Valdis Muižnieks

Personal information
- Born: February 22, 1935 Riga, Latvia
- Died: November 29, 2013 (aged 78)
- Listed height: 183 cm (6 ft 0 in)
- Listed weight: 77 kg (170 lb)

Career information
- Playing career: 1951–1969
- Position: Shooting guard

Career history
- 1951: Dinamo Riga
- 1954–1964: Rīgas ASK
- 1964–1969: Rigas VEF

Career highlights
- 3× EuroLeague champion (1958, 1959, 1960); 4× Soviet national champion (1955–1958);

= Valdis Muižnieks =

Latvian basketball player

Valdis Muižnieks (February 22, 1935 – November 29, 2013) was a Latvian basketball player.

Muižnieks was born in Riga.

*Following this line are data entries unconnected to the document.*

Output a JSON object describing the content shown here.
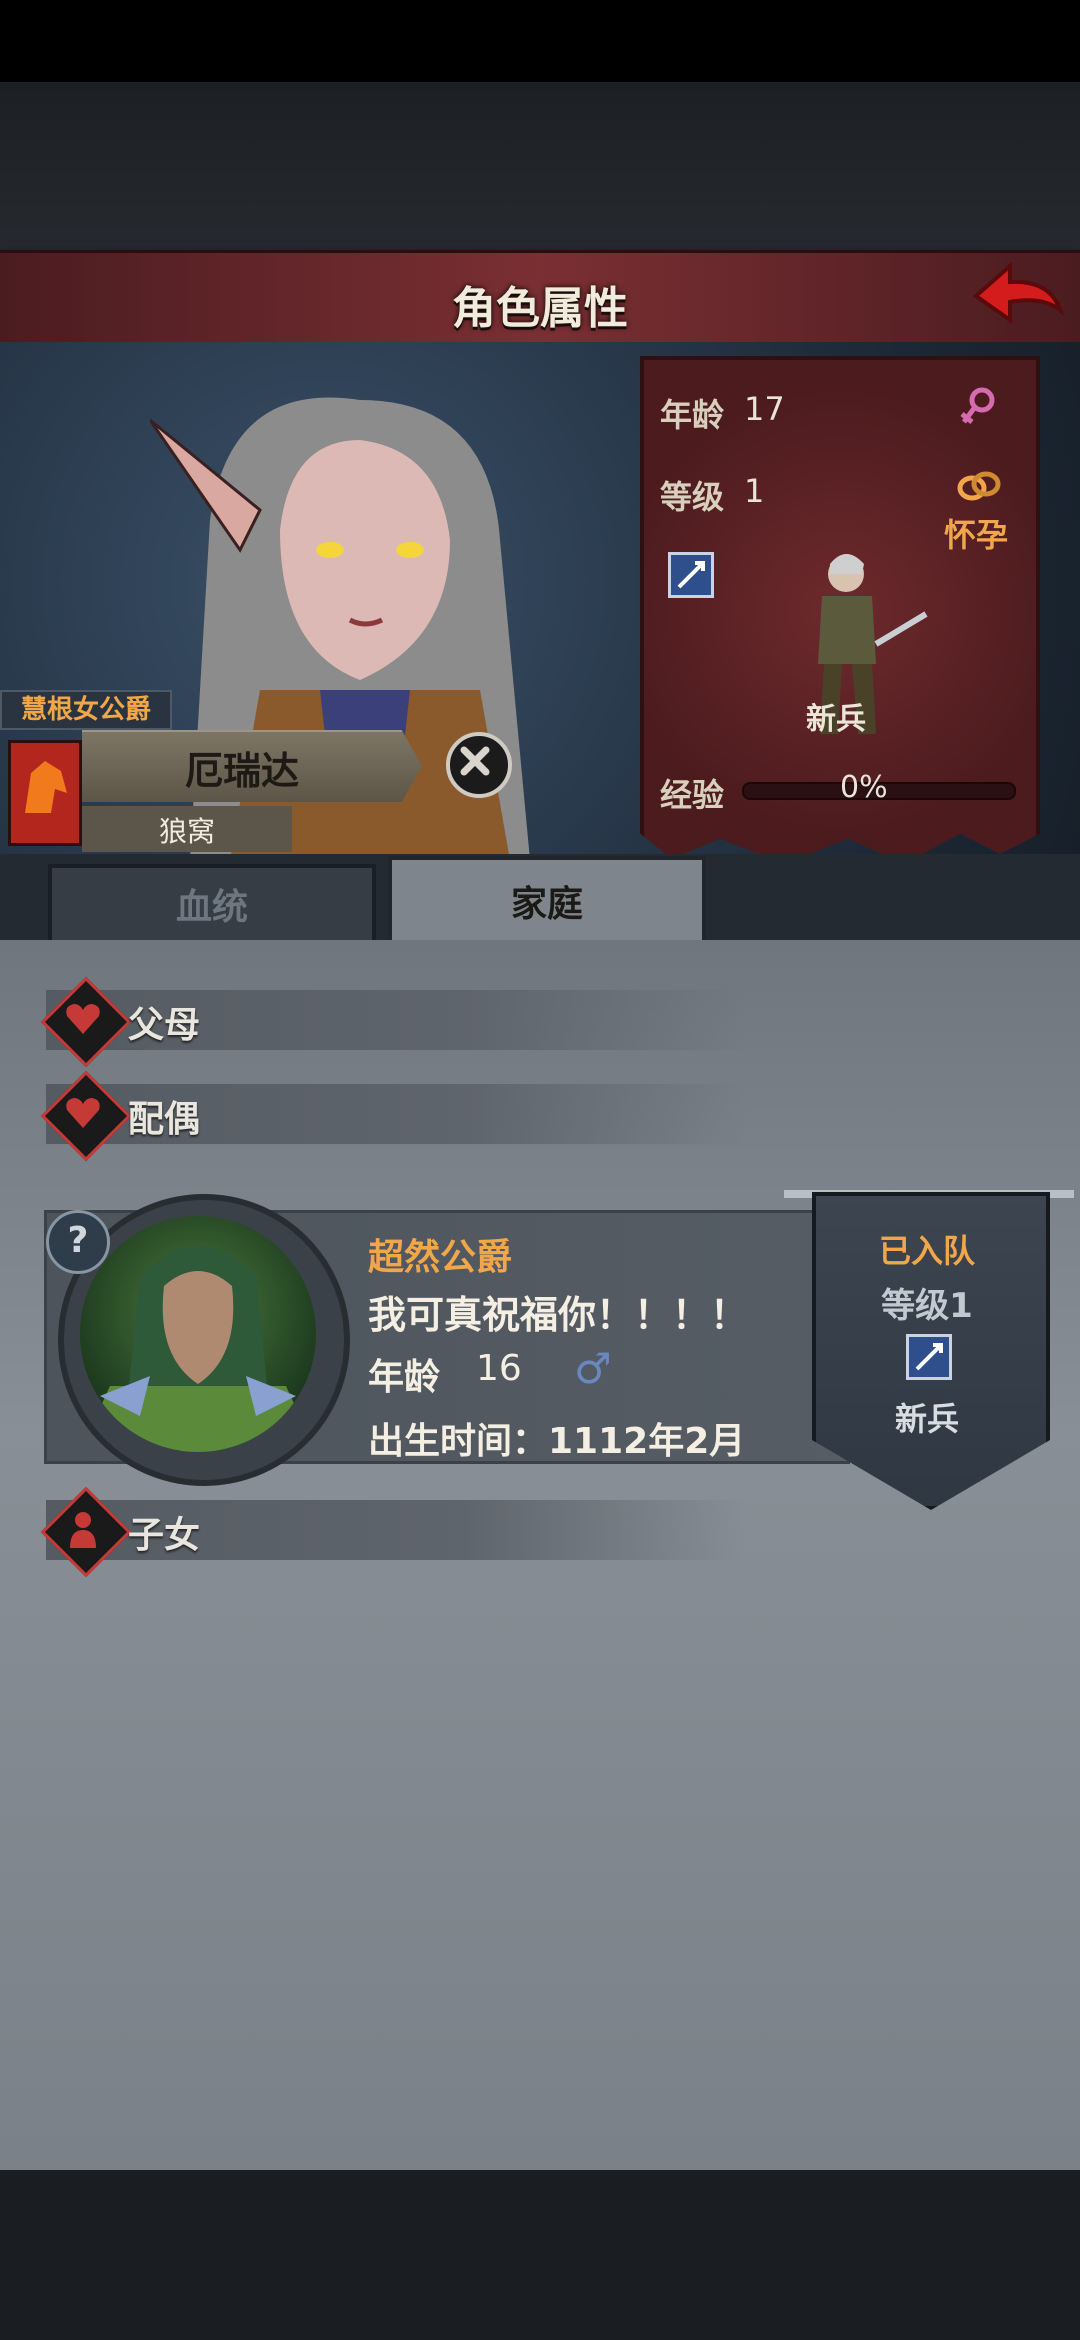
{
  "header": {
    "title": "角色属性"
  },
  "character": {
    "title": "慧根女公爵",
    "name": "厄瑞达",
    "house": "狼窝",
    "age_label": "年龄",
    "age": "17",
    "level_label": "等级",
    "level": "1",
    "status": "怀孕",
    "class": "新兵",
    "xp_label": "经验",
    "xp_percent": "0%"
  },
  "tabs": [
    {
      "label": "血统"
    },
    {
      "label": "家庭"
    }
  ],
  "family": {
    "parents_label": "父母",
    "spouse_label": "配偶",
    "children_label": "子女",
    "spouse": {
      "title": "超然公爵",
      "quote": "我可真祝福你！！！！",
      "age_label": "年龄",
      "age": "16",
      "birth": "出生时间：1112年2月",
      "joined": "已入队",
      "level": "等级1",
      "class": "新兵"
    }
  },
  "colors": {
    "accent_orange": "#f2a64a",
    "title_red": "#7a2f33",
    "panel_red": "#6d2a2d"
  }
}
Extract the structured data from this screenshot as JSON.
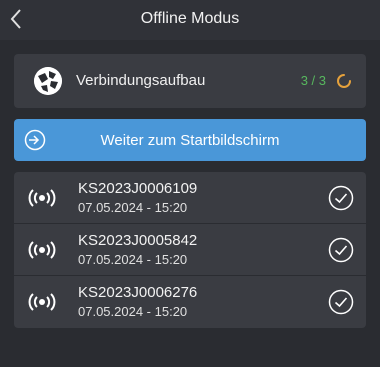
{
  "header": {
    "title": "Offline Modus",
    "back_icon": "chevron-left-icon"
  },
  "connection": {
    "icon": "globe-network-icon",
    "label": "Verbindungsaufbau",
    "count": "3 / 3",
    "count_color": "#57b85e",
    "spinner_icon": "loading-spinner-icon",
    "spinner_color": "#e6a23c"
  },
  "continue_button": {
    "icon": "login-arrow-icon",
    "label": "Weiter zum Startbildschirm",
    "color": "#4a97d8"
  },
  "devices": [
    {
      "id": "KS2023J0006109",
      "timestamp": "07.05.2024 - 15:20",
      "status_icon": "check-circle-icon"
    },
    {
      "id": "KS2023J0005842",
      "timestamp": "07.05.2024 - 15:20",
      "status_icon": "check-circle-icon"
    },
    {
      "id": "KS2023J0006276",
      "timestamp": "07.05.2024 - 15:20",
      "status_icon": "check-circle-icon"
    }
  ]
}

He played for Rīgas ASK and won 3 Euroleague titles (1958, 1959, 1960) and 4 Soviet national championships (1955, 1956, 1957, 1958). Honoured Master of Sport of the USSR (1959).

Playing for Soviet national team, Muižnieks won 3 gold medals at Eurobasket 1957, Eurobasket 1959, Eurobasket 1961, and 3 silver medals at the Olympic Games (1956, 1960, 1964).